Barbara wishes to know of any contractual remedies she might have against Melhuish Motors Ltd.
Problem question answer guidance
This question centres on the terms of the contract (both express and implied) between Melhuish Motors Ltd and Barbara. A number of statements were made during the course of negotiations which Barbara may wish to argue were contractual terms. It is useful to set out the distinction between terms and representations, as well as the consequences of this distinction. It is also useful to set out the guidelines which the courts use in distinguishing terms from representations (for example, did the statement maker advise the other party to verify the statement, as in Ecay v Godfrey (1947)?). On the facts Barbara might argue that the statement about the number of miles done by the motor home is a term; as, arguably, Melhuish Motors Ltd has specialist knowledge (see Dick Bentley Productions Ltd v Harold Smith (Motors) Ltd (1965)). Barbara may also be able to argue that the statement concerning the legality of driving this home on UK roads is also a term (as, for example, Melhuish Motors Ltd seems to have accepted responsibility for this, as in Schawel v Reade (1913)).
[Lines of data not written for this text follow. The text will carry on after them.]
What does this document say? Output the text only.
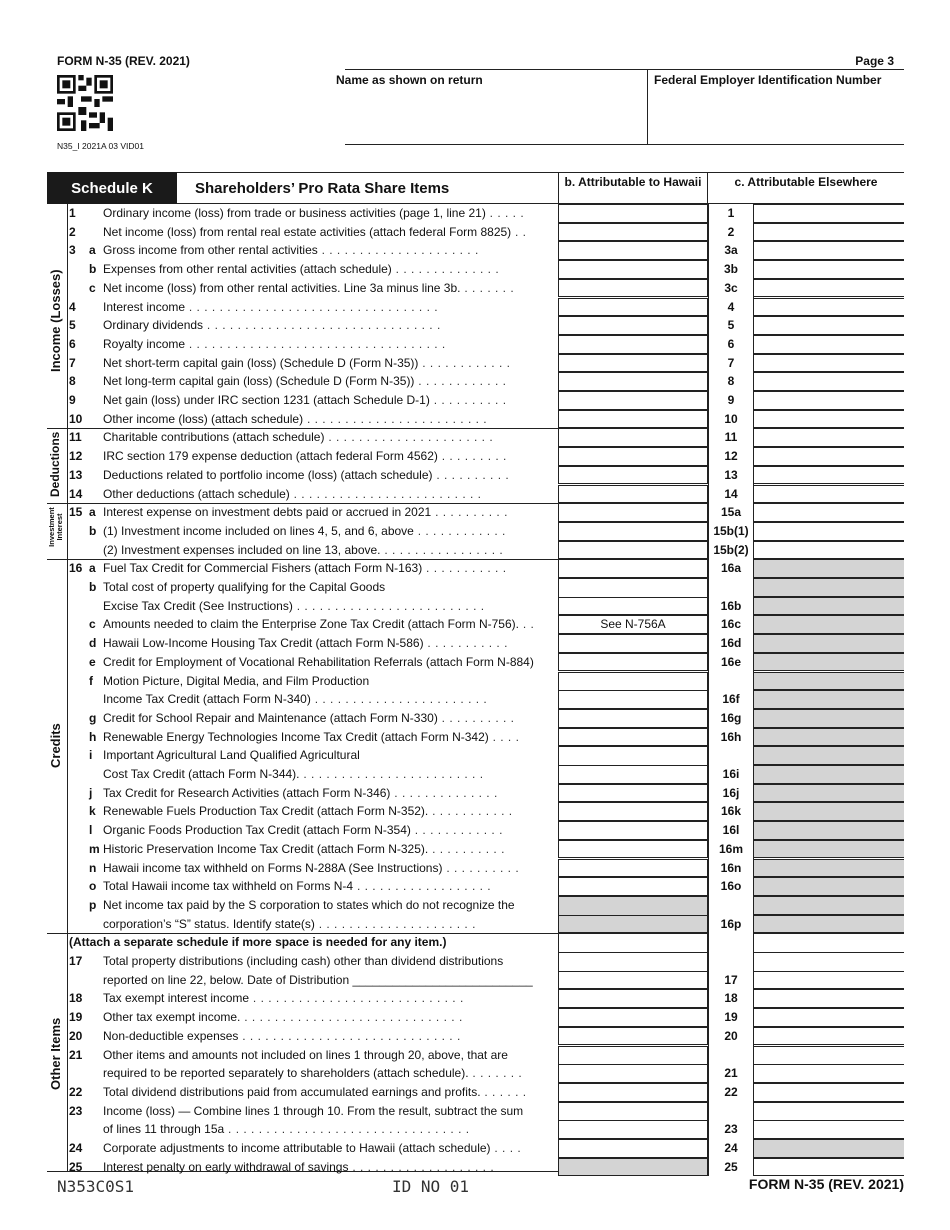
FORM N-35 (REV. 2021)	Page 3
N35_I 2021A 03 VID01
Name as shown on return	Federal Employer Identification Number
Schedule K	Shareholders’ Pro Rata Share Items	b. Attributable to Hawaii	c. Attributable Elsewhere
1 Ordinary income (loss) from trade or business activities (page 1, line 21) . . . . .	1
2 Net income (loss) from rental real estate activities (attach federal Form 8825) . .	2
3 a Gross income from other rental activities . . . . . . . . . . . . . . . . . . . . .	3a
b Expenses from other rental activities (attach schedule) . . . . . . . . . . . . . .	3b
c Net income (loss) from other rental activities. Line 3a minus line 3b. . . . . . . .	3c
4 Interest income . . . . . . . . . . . . . . . . . . . . . . . . . . . . . . . . .	4
5 Ordinary dividends . . . . . . . . . . . . . . . . . . . . . . . . . . . . . . .	5
6 Royalty income . . . . . . . . . . . . . . . . . . . . . . . . . . . . . . . . . .	6
7 Net short-term capital gain (loss) (Schedule D (Form N-35)) . . . . . . . . . . . .	7
8 Net long-term capital gain (loss) (Schedule D (Form N-35)) . . . . . . . . . . . .	8
9 Net gain (loss) under IRC section 1231 (attach Schedule D-1) . . . . . . . . . .	9
10 Other income (loss) (attach schedule) . . . . . . . . . . . . . . . . . . . . . . . .	10
11 Charitable contributions (attach schedule) . . . . . . . . . . . . . . . . . . . . . .	11
12 IRC section 179 expense deduction (attach federal Form 4562) . . . . . . . . .	12
13 Deductions related to portfolio income (loss) (attach schedule) . . . . . . . . . .	13
14 Other deductions (attach schedule) . . . . . . . . . . . . . . . . . . . . . . . . .	14
15 a Interest expense on investment debts paid or accrued in 2021 . . . . . . . . . .	15a
b (1) Investment income included on lines 4, 5, and 6, above . . . . . . . . . . . .	15b(1)
(2) Investment expenses included on line 13, above. . . . . . . . . . . . . . . . .	15b(2)
16 a Fuel Tax Credit for Commercial Fishers (attach Form N-163) . . . . . . . . . . .	16a
b Total cost of property qualifying for the Capital Goods
Excise Tax Credit (See Instructions) . . . . . . . . . . . . . . . . . . . . . . . . .	16b
c Amounts needed to claim the Enterprise Zone Tax Credit (attach Form N-756). . .	See N-756A	16c
d Hawaii Low-Income Housing Tax Credit (attach Form N-586) . . . . . . . . . . .	16d
e Credit for Employment of Vocational Rehabilitation Referrals (attach Form N-884)	16e
f Motion Picture, Digital Media, and Film Production
Income Tax Credit (attach Form N-340) . . . . . . . . . . . . . . . . . . . . . . .	16f
g Credit for School Repair and Maintenance (attach Form N-330) . . . . . . . . . .	16g
h Renewable Energy Technologies Income Tax Credit (attach Form N-342) . . . .	16h
i Important Agricultural Land Qualified Agricultural
Cost Tax Credit (attach Form N-344). . . . . . . . . . . . . . . . . . . . . . . . .	16i
j Tax Credit for Research Activities (attach Form N-346) . . . . . . . . . . . . . .	16j
k Renewable Fuels Production Tax Credit (attach Form N-352). . . . . . . . . . . .	16k
l Organic Foods Production Tax Credit (attach Form N-354) . . . . . . . . . . . .	16l
m Historic Preservation Income Tax Credit (attach Form N-325). . . . . . . . . . .	16m
n Hawaii income tax withheld on Forms N-288A (See Instructions) . . . . . . . . . .	16n
o Total Hawaii income tax withheld on Forms N-4 . . . . . . . . . . . . . . . . . .	16o
p Net income tax paid by the S corporation to states which do not recognize the
corporation’s “S” status. Identify state(s) . . . . . . . . . . . . . . . . . . . . .	16p
(Attach a separate schedule if more space is needed for any item.)
17 Total property distributions (including cash) other than dividend distributions
reported on line 22, below. Date of Distribution ___________________________	17
18 Tax exempt interest income . . . . . . . . . . . . . . . . . . . . . . . . . . . .	18
19 Other tax exempt income. . . . . . . . . . . . . . . . . . . . . . . . . . . . . .	19
20 Non-deductible expenses . . . . . . . . . . . . . . . . . . . . . . . . . . . . .	20
21 Other items and amounts not included on lines 1 through 20, above, that are
required to be reported separately to shareholders (attach schedule). . . . . . . .	21
22 Total dividend distributions paid from accumulated earnings and profits. . . . . . .	22
23 Income (loss) — Combine lines 1 through 10. From the result, subtract the sum
of lines 11 through 15a . . . . . . . . . . . . . . . . . . . . . . . . . . . . . . . .	23
24 Corporate adjustments to income attributable to Hawaii (attach schedule) . . . .	24
25 Interest penalty on early withdrawal of savings . . . . . . . . . . . . . . . . . . .	25
Income (Losses)
Deductions
Investment Interest
Credits
Other Items
N353C0S1	ID NO 01	FORM N-35 (REV. 2021)
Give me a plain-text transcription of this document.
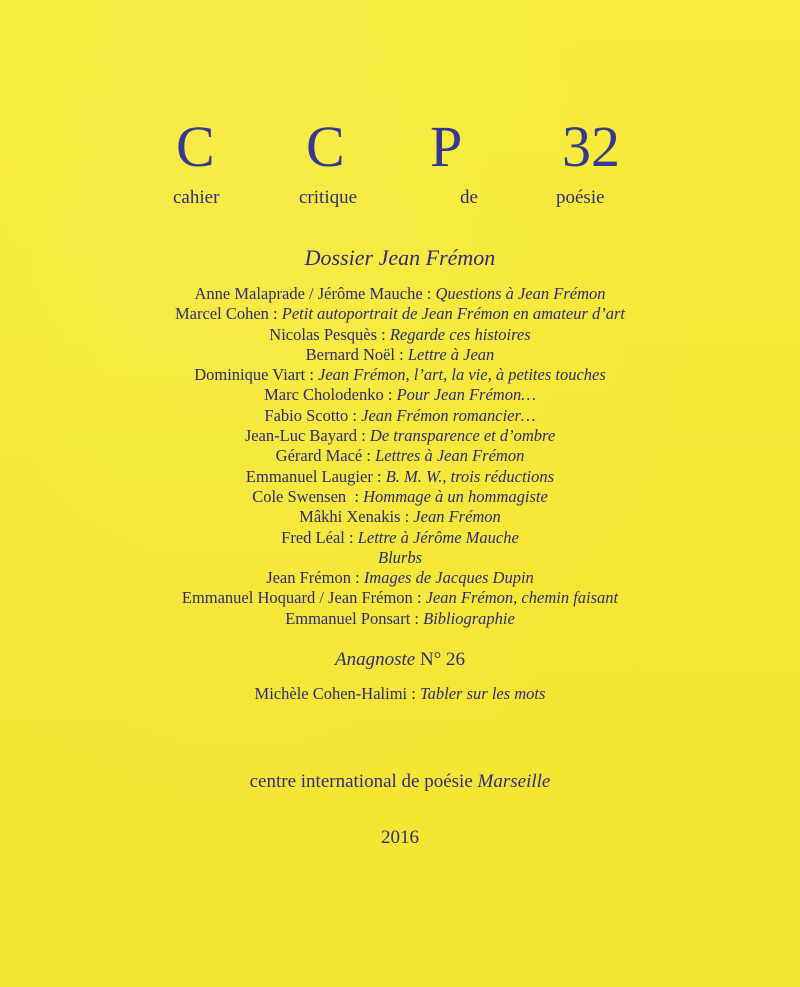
C C P 32
cahier	critique	de	poésie
Dossier Jean Frémon
Anne Malaprade / Jérôme Mauche : Questions à Jean Frémon
Marcel Cohen : Petit autoportrait de Jean Frémon en amateur d’art
Nicolas Pesquès : Regarde ces histoires
Bernard Noël : Lettre à Jean
Dominique Viart : Jean Frémon, l’art, la vie, à petites touches
Marc Cholodenko : Pour Jean Frémon…
Fabio Scotto : Jean Frémon romancier…
Jean-Luc Bayard : De transparence et d’ombre
Gérard Macé : Lettres à Jean Frémon
Emmanuel Laugier : B. M. W., trois réductions
Cole Swensen  : Hommage à un hommagiste
Mâkhi Xenakis : Jean Frémon
Fred Léal : Lettre à Jérôme Mauche
Blurbs
Jean Frémon : Images de Jacques Dupin
Emmanuel Hoquard / Jean Frémon : Jean Frémon, chemin faisant
Emmanuel Ponsart : Bibliographie
Anagnoste N° 26
Michèle Cohen-Halimi : Tabler sur les mots
centre international de poésie Marseille
2016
However, the contract contains an entire agreement clause and, following Rock Advertising Ltd v MWB Business Exchange Centres Ltd (2018), Barbara may be unable to rely on the oral statements as contractual promises. Barbara would need to explore what terms were contained in the written agreement (for example, was there a provision about the quality of the motor home?). Moreover, the express terms might be supplemented by implied terms (such as the motor home must be of ‘satisfactory quality’ under the Sale of Goods Act 1979, s.14(2)).